As investors, dealers, rating agencies, and regulators consume an increasing amount of data in order to make decisions Stein said there are new opportunities for the accountancy profession.

“If that data is opaque, unreliable, or not useful for decision-making what good is it?” she said. “Accountants’ expertise in summarizing and presenting information – that is, data – makes them ideally suited to play a crucial role in ensuring the reliability and accessibility of the data that now drives our capital markets.”

The commissioner added that financial reporting has not changed for many years and so may be ripe for disruption. For example, many tech start-ups rely heavily on intangibles such as intellectual and human capital, rather than assembly line machines and traditional assets. Stein said: “As a result, investors in these innovative companies find themselves facing an increasing gap between the market value of an enterprise and its tangible net assets.”

Investors are also asking for more information on environmental, social and governance concerns which could be combined, or integrated, with traditional financial reports.

“Despite these new demands by investors, current financial reporting standards – whether under U.S. Generally Accepted Accounting Principles (U.S. GAAP) or International Financial Reporting Standards (IFRS) – provide little information about a company’s intellectual assets or its sustainability,” added Stein. “Accounting standards need to evolve to meet the needs of investors in the digital era.”

She also asked whether auditors should report closer in time to when a company announces its earnings now that the markets have ultra-fast trading.

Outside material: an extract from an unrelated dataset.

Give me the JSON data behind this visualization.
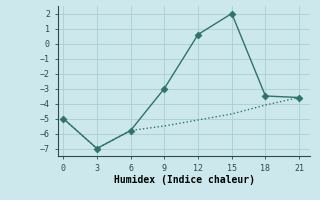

Stein queried whether a single set of globally accepted financial reporting standards would ever be achieved despite business and data increasingly moving across borders. “The process of convergence of local accounting standards to eliminate differences, where possible, has been an important and productive process, but I question whether it has, at all times, truly contributed to improved quality,” she said.

In order to improve financial reporting, Stein encouraged the use of more structured data. UK companies are required to file corporate tax returns using inline XBRL, a form of data tagging designed for financial information, so they can be easily read by both humans and machines.

However US listed companies are not required to report using inline XBRL. Stein said: “This contributes to poor data quality for investors and extra costs for companies. Today’s data-driven markets are simply demanding more.”